The beeping of the monitor steadied again as I felt a light squeeze on my hand, Simba?

She slowly began opening her eyes only for her to squint and shut them rapidly. It was clear that the room was too bright for her, it was too bright for me but I was terrified that if I moved from her bedside something terrible would happen. So I steadily rose to my feet and slowly untangled my hand from hers and quickly walked over to the light switch and knocking it off before hurrying back and grasping her hand once again. It didn't take long before her eyes reopened and locked immediately on my red puffy ones.

I really wanted to say that she looked great and her opening her eyes reassured me but all they did was make me fear the worst. She looked lost, scared and completely confused as to what was going on. She looked pale as her striking green eyes stood out, water flowing freely as the lack of use for just that short amount of time showed.

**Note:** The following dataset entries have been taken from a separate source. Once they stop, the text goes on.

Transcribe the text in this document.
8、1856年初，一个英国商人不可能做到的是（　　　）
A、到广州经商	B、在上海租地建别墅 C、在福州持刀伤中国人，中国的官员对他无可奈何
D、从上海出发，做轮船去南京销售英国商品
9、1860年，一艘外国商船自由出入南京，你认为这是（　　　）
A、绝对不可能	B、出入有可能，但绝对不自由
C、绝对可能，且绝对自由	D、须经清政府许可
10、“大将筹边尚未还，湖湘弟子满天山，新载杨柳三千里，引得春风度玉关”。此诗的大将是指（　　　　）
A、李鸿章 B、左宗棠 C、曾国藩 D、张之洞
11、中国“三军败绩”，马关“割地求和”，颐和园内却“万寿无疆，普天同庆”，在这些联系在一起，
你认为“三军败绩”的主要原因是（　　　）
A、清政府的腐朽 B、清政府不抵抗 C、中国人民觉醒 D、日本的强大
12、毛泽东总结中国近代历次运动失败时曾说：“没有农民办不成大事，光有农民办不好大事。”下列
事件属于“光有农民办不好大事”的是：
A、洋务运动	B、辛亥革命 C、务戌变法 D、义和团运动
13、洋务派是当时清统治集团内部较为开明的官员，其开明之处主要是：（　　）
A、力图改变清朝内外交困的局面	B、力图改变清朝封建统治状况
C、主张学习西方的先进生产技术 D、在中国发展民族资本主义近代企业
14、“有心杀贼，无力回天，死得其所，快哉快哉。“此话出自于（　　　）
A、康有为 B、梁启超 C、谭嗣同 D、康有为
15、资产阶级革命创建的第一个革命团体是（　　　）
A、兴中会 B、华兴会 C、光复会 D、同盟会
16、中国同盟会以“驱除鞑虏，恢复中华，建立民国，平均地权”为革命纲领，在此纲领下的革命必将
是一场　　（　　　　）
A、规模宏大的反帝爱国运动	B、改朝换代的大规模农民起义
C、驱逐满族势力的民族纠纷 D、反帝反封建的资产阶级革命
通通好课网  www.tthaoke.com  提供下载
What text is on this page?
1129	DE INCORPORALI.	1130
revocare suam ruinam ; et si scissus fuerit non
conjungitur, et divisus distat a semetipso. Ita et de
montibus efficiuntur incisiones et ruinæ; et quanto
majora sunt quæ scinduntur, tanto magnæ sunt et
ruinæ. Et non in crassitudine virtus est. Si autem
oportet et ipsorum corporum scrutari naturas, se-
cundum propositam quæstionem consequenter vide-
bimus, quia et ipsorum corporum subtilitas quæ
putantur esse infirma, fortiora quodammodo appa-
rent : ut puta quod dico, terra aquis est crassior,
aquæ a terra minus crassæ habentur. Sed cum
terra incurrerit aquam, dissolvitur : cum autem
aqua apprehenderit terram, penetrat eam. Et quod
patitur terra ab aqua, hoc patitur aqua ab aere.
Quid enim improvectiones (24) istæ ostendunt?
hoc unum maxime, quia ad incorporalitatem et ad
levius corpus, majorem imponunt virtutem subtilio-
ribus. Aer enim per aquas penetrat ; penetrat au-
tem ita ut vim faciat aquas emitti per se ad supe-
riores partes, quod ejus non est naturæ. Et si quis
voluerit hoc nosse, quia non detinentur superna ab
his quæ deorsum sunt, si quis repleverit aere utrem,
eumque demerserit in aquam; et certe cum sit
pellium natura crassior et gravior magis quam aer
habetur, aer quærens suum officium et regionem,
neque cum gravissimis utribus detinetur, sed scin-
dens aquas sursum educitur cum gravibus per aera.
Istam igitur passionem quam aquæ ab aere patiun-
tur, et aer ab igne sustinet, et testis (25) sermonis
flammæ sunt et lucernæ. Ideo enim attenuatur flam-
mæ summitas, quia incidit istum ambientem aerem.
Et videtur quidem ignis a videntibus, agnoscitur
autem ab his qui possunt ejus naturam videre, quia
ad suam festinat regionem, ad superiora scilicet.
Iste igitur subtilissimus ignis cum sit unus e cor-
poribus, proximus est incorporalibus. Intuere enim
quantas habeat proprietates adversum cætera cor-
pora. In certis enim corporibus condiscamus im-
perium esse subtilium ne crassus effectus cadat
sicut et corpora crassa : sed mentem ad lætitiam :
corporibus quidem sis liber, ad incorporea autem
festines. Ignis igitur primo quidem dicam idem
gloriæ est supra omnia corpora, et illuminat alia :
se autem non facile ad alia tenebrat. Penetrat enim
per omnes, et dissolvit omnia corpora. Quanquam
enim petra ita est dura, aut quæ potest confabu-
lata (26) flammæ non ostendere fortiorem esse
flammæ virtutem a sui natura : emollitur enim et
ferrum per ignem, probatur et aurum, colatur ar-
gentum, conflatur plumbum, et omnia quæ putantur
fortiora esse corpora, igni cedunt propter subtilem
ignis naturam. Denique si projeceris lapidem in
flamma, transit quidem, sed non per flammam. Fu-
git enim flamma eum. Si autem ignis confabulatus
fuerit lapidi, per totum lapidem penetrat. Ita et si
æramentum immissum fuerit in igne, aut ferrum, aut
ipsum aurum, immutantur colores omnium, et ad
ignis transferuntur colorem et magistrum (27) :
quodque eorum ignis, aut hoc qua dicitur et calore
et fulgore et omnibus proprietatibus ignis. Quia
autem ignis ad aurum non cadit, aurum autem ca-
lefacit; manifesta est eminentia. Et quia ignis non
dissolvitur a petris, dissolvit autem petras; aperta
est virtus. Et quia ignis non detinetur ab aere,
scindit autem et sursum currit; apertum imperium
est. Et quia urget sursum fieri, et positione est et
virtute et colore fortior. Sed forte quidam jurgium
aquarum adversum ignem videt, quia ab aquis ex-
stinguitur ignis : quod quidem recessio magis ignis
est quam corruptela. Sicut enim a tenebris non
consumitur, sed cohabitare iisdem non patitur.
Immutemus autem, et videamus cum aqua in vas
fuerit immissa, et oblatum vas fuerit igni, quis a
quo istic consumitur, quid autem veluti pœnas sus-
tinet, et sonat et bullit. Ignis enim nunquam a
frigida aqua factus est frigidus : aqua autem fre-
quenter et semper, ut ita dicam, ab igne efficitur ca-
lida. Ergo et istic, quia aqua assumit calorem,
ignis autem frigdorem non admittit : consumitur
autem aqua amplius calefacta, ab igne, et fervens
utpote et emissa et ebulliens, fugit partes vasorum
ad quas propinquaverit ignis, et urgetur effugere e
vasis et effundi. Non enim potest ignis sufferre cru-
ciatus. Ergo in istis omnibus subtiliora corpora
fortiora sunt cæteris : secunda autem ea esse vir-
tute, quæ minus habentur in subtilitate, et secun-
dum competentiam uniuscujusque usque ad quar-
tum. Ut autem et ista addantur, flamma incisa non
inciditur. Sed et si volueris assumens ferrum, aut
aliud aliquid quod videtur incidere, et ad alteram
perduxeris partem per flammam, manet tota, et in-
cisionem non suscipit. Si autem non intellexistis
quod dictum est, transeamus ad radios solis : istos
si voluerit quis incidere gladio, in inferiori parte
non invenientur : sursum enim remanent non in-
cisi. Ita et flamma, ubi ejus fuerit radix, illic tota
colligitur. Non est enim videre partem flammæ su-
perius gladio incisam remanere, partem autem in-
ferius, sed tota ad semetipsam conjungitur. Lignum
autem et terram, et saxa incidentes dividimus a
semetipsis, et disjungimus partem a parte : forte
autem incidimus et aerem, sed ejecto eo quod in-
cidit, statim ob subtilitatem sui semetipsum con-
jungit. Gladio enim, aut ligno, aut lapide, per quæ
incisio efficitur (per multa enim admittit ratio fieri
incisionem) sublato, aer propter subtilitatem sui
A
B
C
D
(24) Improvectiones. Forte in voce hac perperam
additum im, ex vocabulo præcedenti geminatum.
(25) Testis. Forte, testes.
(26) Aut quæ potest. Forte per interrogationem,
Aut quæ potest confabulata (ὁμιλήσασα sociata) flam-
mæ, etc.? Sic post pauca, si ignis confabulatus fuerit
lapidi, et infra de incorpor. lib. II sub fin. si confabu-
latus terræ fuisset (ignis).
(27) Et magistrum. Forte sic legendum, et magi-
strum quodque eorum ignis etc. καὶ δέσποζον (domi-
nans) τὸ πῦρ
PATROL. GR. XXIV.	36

I didn't know what to do, wipe them away myself? Hand her a tissue? I had no idea, but I went with my instinct and sat on the side of the bed facing her, she looked tired and completely nervous as to what I was doing. I pulled the sleeve of my jumper over my knuckle as I grasped it with my hand, gently leaning forward as I extended my arm, lightly brushing against her water stained cheeks. She flinched at the first touch between us and that put me a little on edge but soon she began to relax as I continued wiping away the excess flow of water from her eyes.

Neither of us said anything for the first couple of minutes, I wanted to give her time to come around; I didn't want to overwhelm her.

But all of a sudden she started looking around frantically down at her arms and examining her whole body before doing exactly the same to the room. Her eyes were wide with worry, while I tried desperately to calm her. It took me a while to understand what was wrong until her hoarse voice reached my ears.

"I..I want my clothes…Where are my clothes?" She barely said it above a whisper, her voice filled with pain. That's when I realised she didn't want to look at them herself let alone them being on show for everybody to see.

As I tried my best to calm her, my voice was barely a whisper too, but it held a considerable amount of authority. It seemed like she hung on to every single word that left my mouth and as her breathing began to once again reach a normal, steady rhythm, the once pained look was eased a little as she continued staring at me as I did the same, looking at her making sure she wouldn't break right in front of my eyes.

But she didn't say anything; instead she was deep in thought, her face was full of determination although her eyes were full of doubt and nothing else, while she still desperately tried covering her open wounds.

How could one Braxton look so broken?